Here is a list of concessions that most of us make - probably a few exceptions such as in your case when you have a major hardware testing infrastructure but you probably make some of the same concessions too:
1. Time control A
2. Time control B
3. Ponder vs No ponder
4. Book
5. Hardware
6. Opponents
One at a time:
1. There are 2 issues with time control. The first is playing with the same style time control with same ratio of time and increments if used or moves. For example 40/2 classic should scale to 20/2 if you want to speed up the test. If you want to play in 5 minutes + 5 seconds then you should test at 1 minute + 1 second, preserving the same ratio.
2. The other time control issue is actually playing the exact time control of the tournament you are playing in. If you want Crafty to play well at 40/2 then do you test only at 40/2 ???
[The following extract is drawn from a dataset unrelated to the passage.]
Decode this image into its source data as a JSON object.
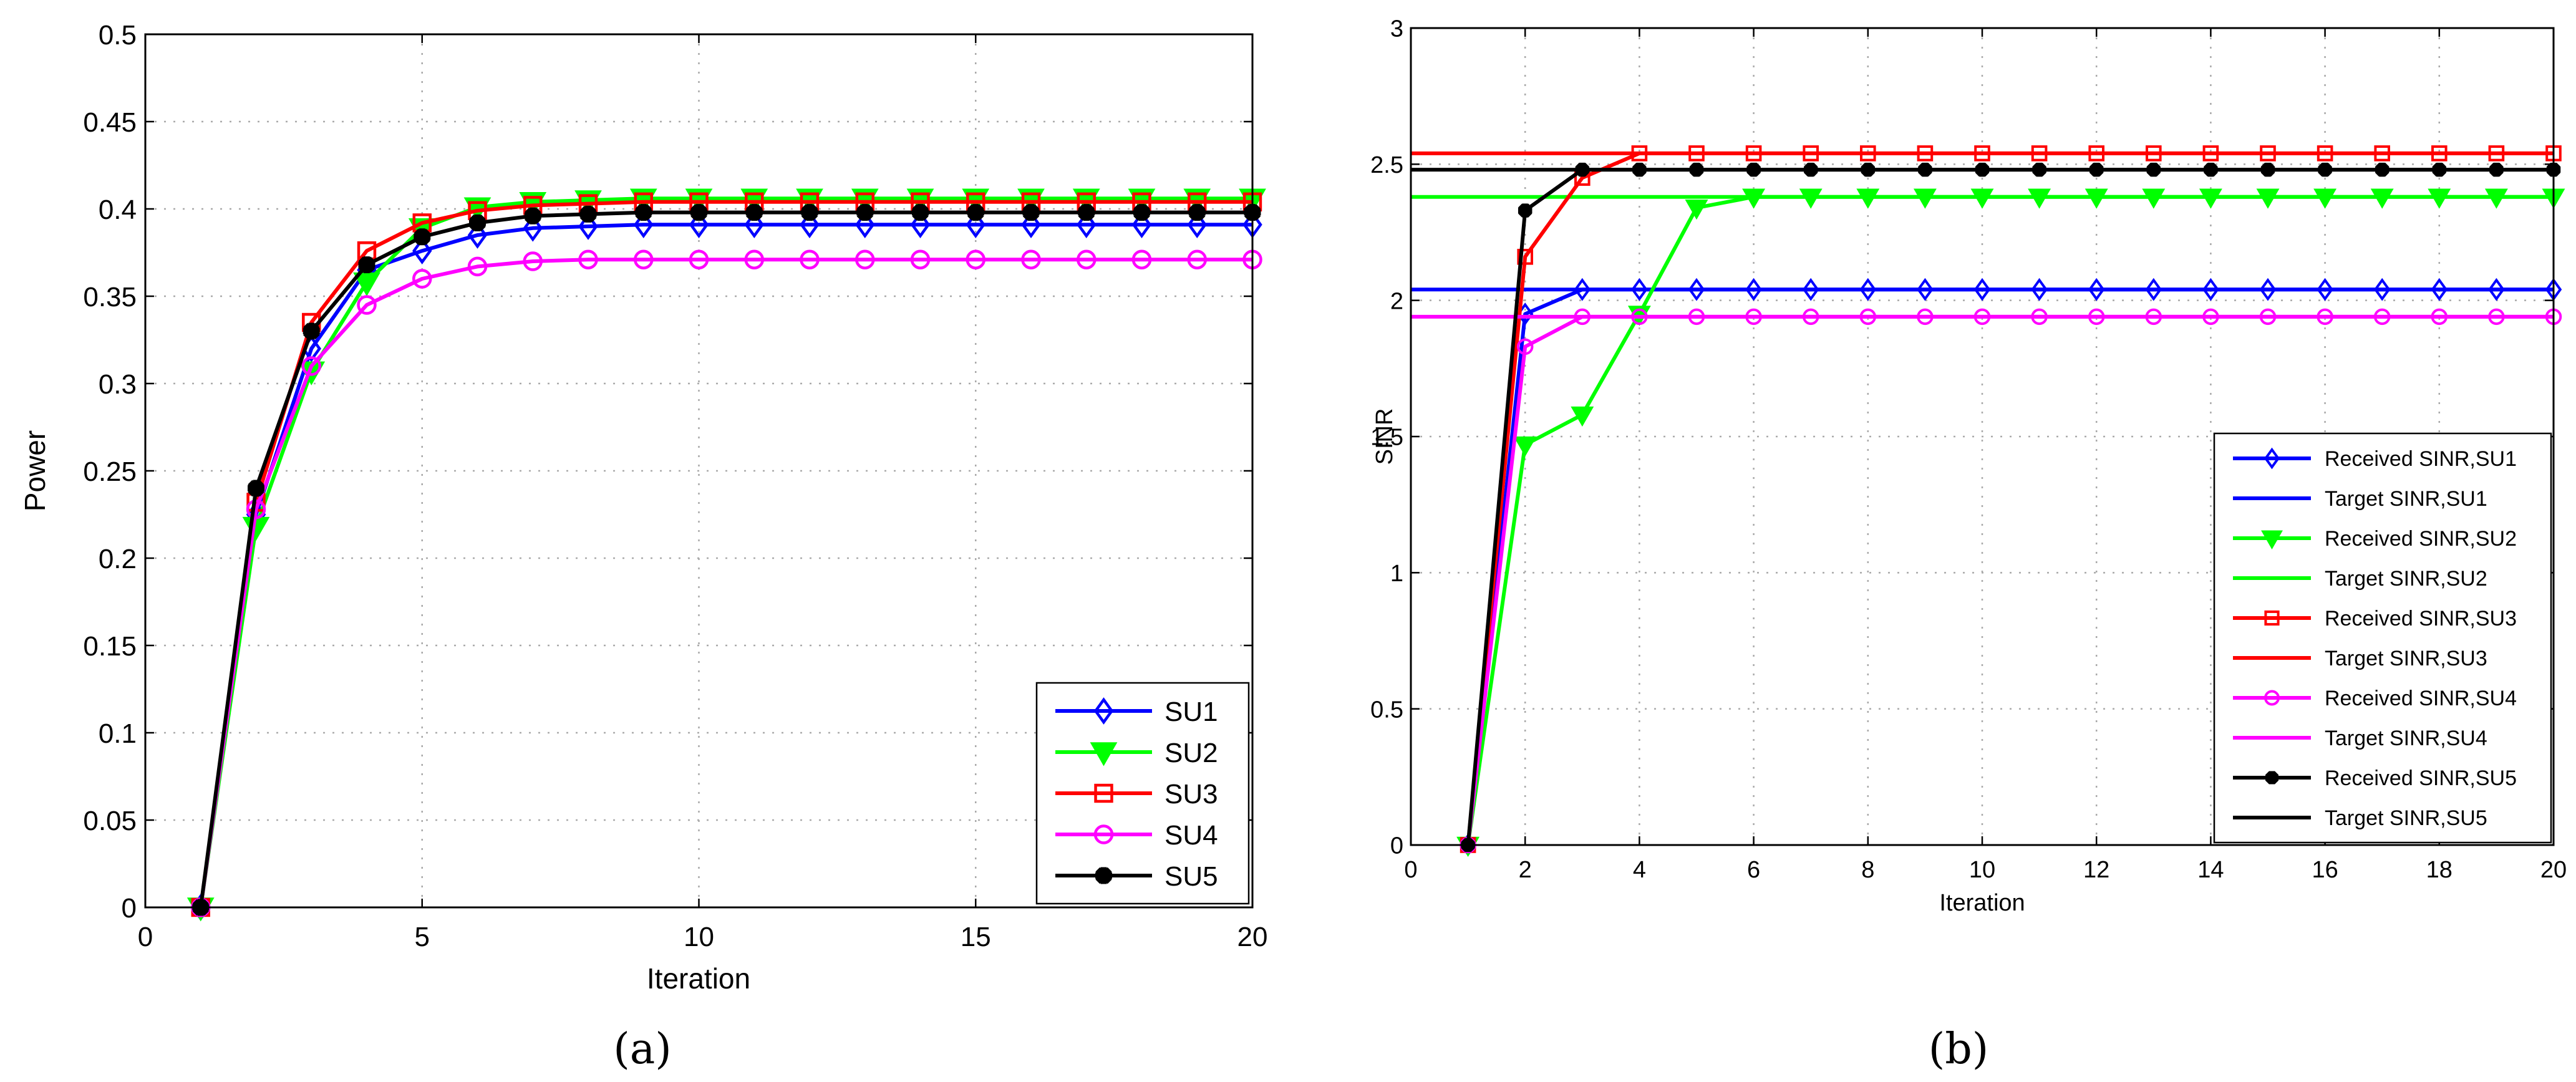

3. Ponder vs No ponder. I test with a 6 core i7-980x and it's not much, it's a huge bottleneck for us. Larry has a bit more than I do but it's still a huge bottleneck. We test with ponder off. If we tested with ponder ON we would have to reduce our samples by half, or increase our testing time by 2X to get the same number of games. We cannot afford to do this just to be anal retentive about this issue.
See: http://en.wikipedia.org/wiki/Anal_retentiveness
4. Book. Does Crafty use the same book that it will compete with? You would have to in order to follow your principle of testing the same as you will play.
5. Hardware. Does Crafty use the same exactly hardware and configuration for you big 20,000 game samples that you intend to compete with? I doubt it.
6. Opponents. When you test Crafty I'm sure you don't test against the same players and versions you will compete with in tournaments. This is not possible anyway since you don't know who will be there and what they will bring and what hardware they will use.
As you see, it is not even CLOSE to possible to "test like you plan on running." I don't mean to be critical about this but I don't understand why people latch on to what is probably the LEAST important factor in the list above and make it seem like a major blunder, as if there is absolutely no correlation between how a program will do with ponder vs not pondering - when all major testing is done with an opening book that does not resemble in any way, shape, or form what a program will use in a serious competition. Which do you think is the greater issue?
Larry and decided long ago that testing with Ponder although better in some idealist sense is a major trade-off in the wrong direction, where sample size means so much more.
So if the principle is "test like you plan on running" how would you justify most of these concession? Do you think ponder is more important that time control or using your tournament book or running the same exact hardware?
When it comes to things like this a good engineer knows the different between the lower order bits and and the higher order bits. The truth of the matter is that hardly anyone has the luxury of "testing like we plan on running" but we have a very good sense of what the tradeoffs are. We know that if the program improves, it will probably show up still at a different time control if it's not ridiculously different.
Let me ask you this: If we make an improvement to the evaluation function which shows a definite improvement with no ponder, do you think the results is invalid because we did not test with ponder on? I don't think so .....
You might find this interesting, but I'm a lot more anal retentive about stuff like this than Larry is, but compared to you I'm not disciplined at all!
As far as your last question, you are missing the point. The rating lists produce RATINGS. It is not about whether version A is better than version B. It is about the RATING of each program... If you change your eval, either way, if done consistently, should tell you reliably whether the change was good or not. But it might not reliably tell you the Elo of your program so that it can be compared to others.
And there, there IS a difference between ponder=on and ponder=off. Simple example. Broken pondering so you always ponder the wrong move. In a ponder=off match, you get rating X. In a ponder=on match, you get rating of X-70 or something similar, because your opponent always predicts you right, saves time, and searches deeper, you never get a ponder right, and never save time. Time == Elo. I even allocate time differently with ponder=on vs off, because I know I will save time by pondering, and I want to use some of that time "before" it is saved, during an important part of the game (early middlegame).